More than a half, maybe as much as two-thirds of my life as a writer is rewriting. I wouldn’t say I have a talent that’s special. It strikes me that I have an unusual kind of stamina.

                        – – – John Irving

When I decided to tackle my first book, I’d written a number of stories and articles. They were like a sprint. But penning an entire book with a theme, characters, story arcs, one chapter flowing into the next and ending up somewhere that made sense, was a
marathon. I had no idea if I could do it. Could I keep it interesting? Could I write decent dialogue? Did I have the stamina to get through it?

My inner critic had a field day. “What do you know about book writing? You can’t possibly write a whole book. You’re gonna stop on the middle so quit now before you waste your time. 

I didn’t know anything about writing a book, that part was true, but I knew all about stamina. I’d been an athlete, a professional ballet dancer who was trained to push through exhaustion, blisters and sore muscles with a smile on my face. Dancing is a physical
challenge as you work all day long, training, rehearsing and performing. Writing is a mental and emotional challenge but at least when I’m writing, I can pace myself according to my own rhythms. I can take a break when I want to, I can rest when I’m tired and I can eat when I’m hungry.

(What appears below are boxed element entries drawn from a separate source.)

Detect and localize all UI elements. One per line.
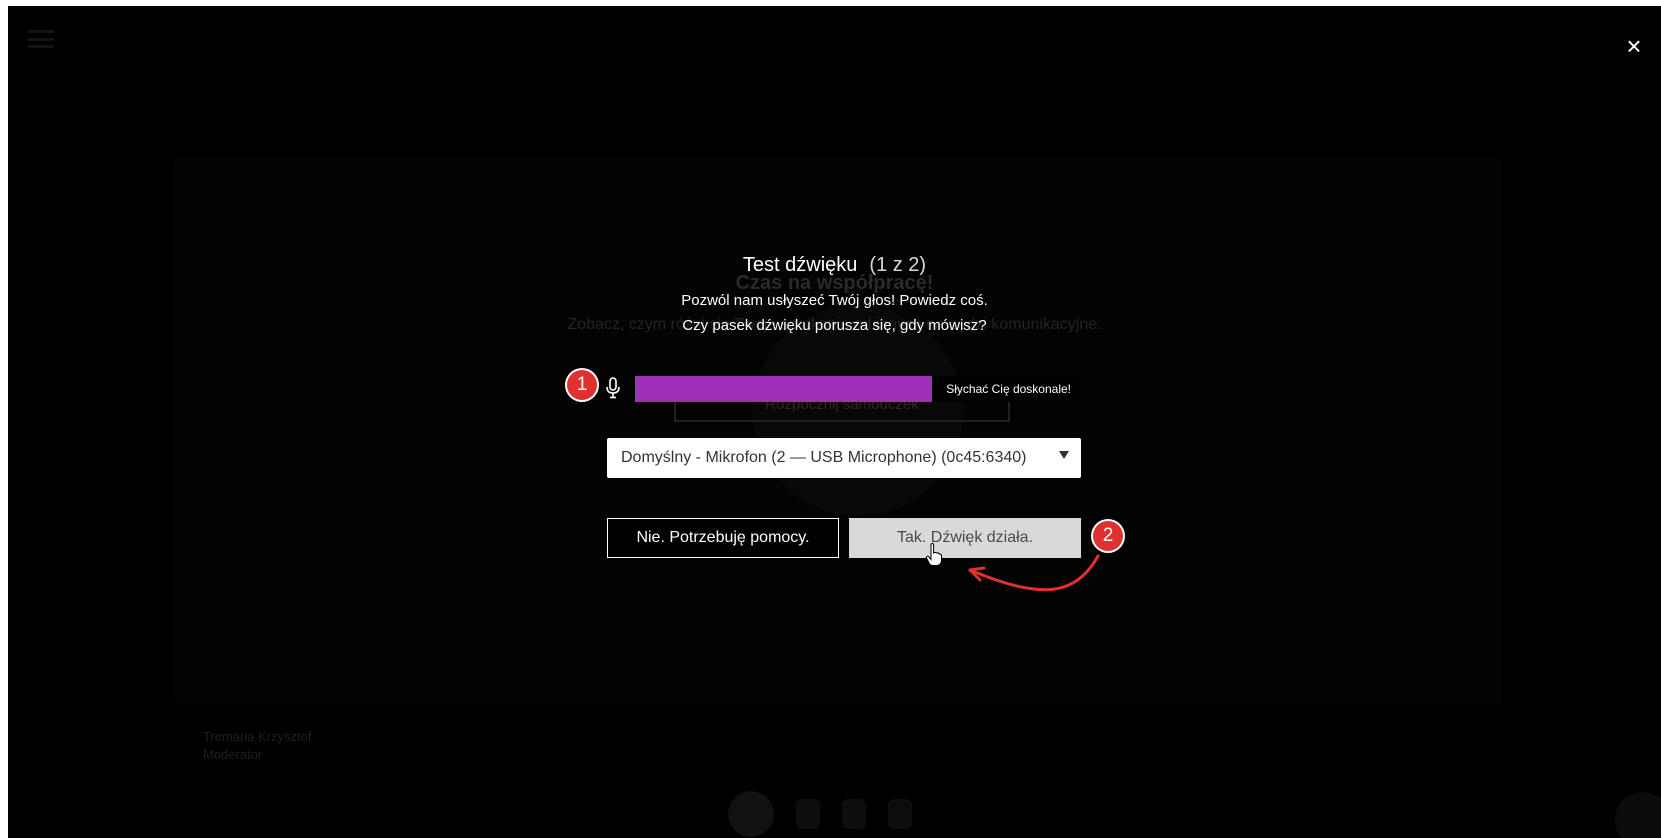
background-avatar	[728, 791, 774, 837]
modal-description-line1: Pozwól nam usłyszeć Twój głos! Powiedz c…	[681, 292, 988, 309]
need-help-button[interactable]: Nie. Potrzebuję pomocy.	[607, 518, 839, 558]
background-chat-bubble	[1615, 792, 1661, 838]
audio-level-fill	[635, 376, 933, 402]
chevron-down-icon	[1059, 451, 1069, 459]
modal-description: Pozwól nam usłyszeć Twój głos! Powiedz c…	[8, 288, 1661, 338]
modal-description-line2: Czy pasek dźwięku porusza się, gdy mówis…	[682, 317, 987, 334]
close-button[interactable]: ×	[1621, 33, 1647, 59]
modal-title: Test dźwięku (1 z 2)	[8, 254, 1661, 277]
modal-title-text: Test dźwięku	[742, 254, 858, 276]
background-app: Czas na współpracę! Zobacz, czym różni s…	[8, 6, 1661, 838]
microphone-device-select[interactable]: Domyślny - Mikrofon (2 — USB Microphone)…	[607, 438, 1081, 478]
hamburger-menu-icon	[28, 30, 54, 48]
audio-level-meter: Słychać Cię doskonale!	[635, 376, 1079, 402]
microphone-device-value: Domyślny - Mikrofon (2 — USB Microphone)…	[621, 449, 1027, 466]
hand-cursor-icon	[925, 543, 942, 566]
background-share-icon	[888, 799, 912, 829]
annotation-arrow-icon	[968, 554, 1100, 592]
background-user-name: Tremaria Krzysztof	[203, 729, 312, 744]
app-frame: Czas na współpracę! Zobacz, czym różni s…	[8, 6, 1661, 838]
background-user-role: Moderator	[203, 747, 263, 762]
modal-step: (1 z 2)	[869, 254, 927, 276]
background-controls	[728, 791, 912, 837]
background-user-info: Tremaria Krzysztof Moderator	[203, 728, 312, 764]
microphone-icon	[606, 377, 620, 399]
audio-level-label: Słychać Cię doskonale!	[946, 382, 1071, 396]
step-badge-1: 1	[567, 370, 597, 400]
background-camera-icon	[842, 799, 866, 829]
background-mic-icon	[796, 799, 820, 829]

No two writers work at the same pace. I have a friend who creates entire books over three weeks of long days and sleepless nights. She starts when her deadline is shockingly close and when she’s finished, she’s completely wiped out. I could never do that. It would all be diminishing returns. My habit is to sit down in the morning, write for four or five hours and then I do the rest of my life. I could probably write for longer periods of time but I intend to keep writing and I need to avoid burnout.  

In Stephen King’s novel, Misery, a demented fan traps a writer in her home, breaks his legs, and forces him to pen another book in his series. He’s being forced to write but that isn’t happening to you. You’re not a victim. Nobody is holding a gun to your head. You’re doing it because you want to. During the process, fear and doubt have a way of overpowering desire until you get a firm handle on them. There have been times in my career that I’ve chastised myself with such harsh criticism and judgments, it’s a miracle I survived my own thrashings. But I kept on writing and after a period of time (it felt like forever), I held my first book in my hands. I felt proud of it and I’d built up the stamina to face the next project with less fear and more resolve.

My students often ask me, “How do I get myself to write? I think about it all the time, but something else always comes up and I put it off.” They’re hoping for a magic bullet so when I tell then that they need to schedule their writing sessions and simply show up at the designated time and stay there, they feel disappointed. I understand, but there’s no way around it. You have to show up at the computer like you would for any other appointment and that’s how you build writing endurance.

If you doubt you have what it takes to finish a book, if it seems like an undoable task, think about what you’ve already accomplished in your life. Maybe you worked your ass off in college, doing endless research and pulling all-nighters when finals were coming. Do you have kids and a spouse who run you around every morning, no
matter how well or badly you slept? Or no spouse, so it’s all on you? Maybe you built a business from scratch and learned to think on your feet. Or maybe you spent years caring for a sick relative or friend. All of these things take stamina and lots of it.   

Staying focused for a long period of time requires a generous dose of discipline that eventually turns into consistency, if you keep at it long enough. I see “discipline” as a hard word, suggesting a rigid structure that you take on with unswerving fortitude, staying on track when the going gets rough and never veering off the path. It
speaks of impeccable focus, not allowing yourself to stop until you reach each short term goal no matter how you feel or what arises to try and get in your way. I recall mornings during my ballet training when my mind tried to seduce me into skipping a class or a practice . . . just for today. The internal debate, “should I or shouldn’t I, will I
or won’t I,” was a constant, annoying voice yakking in my head as I showed up for classes and rehearsals each day, committed to my career, dedicated to the training that was required. I got myself to the ballet barre every morning, ignored my internal whining and protests, and kept my eyes on the prize.

That’s when “consistency” kicked in. It’s a softer word that suggests a way of transcending the internal battle altogether. In my experience, if you keep at it, discipline will flow into consistency as a natural progression. We all crave ease and surrender when we write, but you can’t get there until you walk the rocky path leading up to it. After my ballet training had become part of my bones, the debate ended and a gentle flow took its place. I no longer had to
drown out the inner struggle because there was no struggle. I got up and went to class. My staying power improved and I embraced my training with no punishing debates or unnecessary pressure.

Novelist Leon Uris said that in order to become a decent writer, you have to learn to close off the loves and hates that can overwhelm you and wilt your tenacity. He suggests you build enough stamina
to be with your writing 100%. “That’s the bloody price,” he said.

If you can dissolve the thoughts that are interfering with your writing, if you can place your full attention on your work and keep coming back, you will build the stamina it takes to write a book over an extended period of time. If you’re solid and focused, that’s great. If you’re not, just stay with it and you’ll be surprised at how good it
feels to finish one chapter and dream up the next one. And the one after that.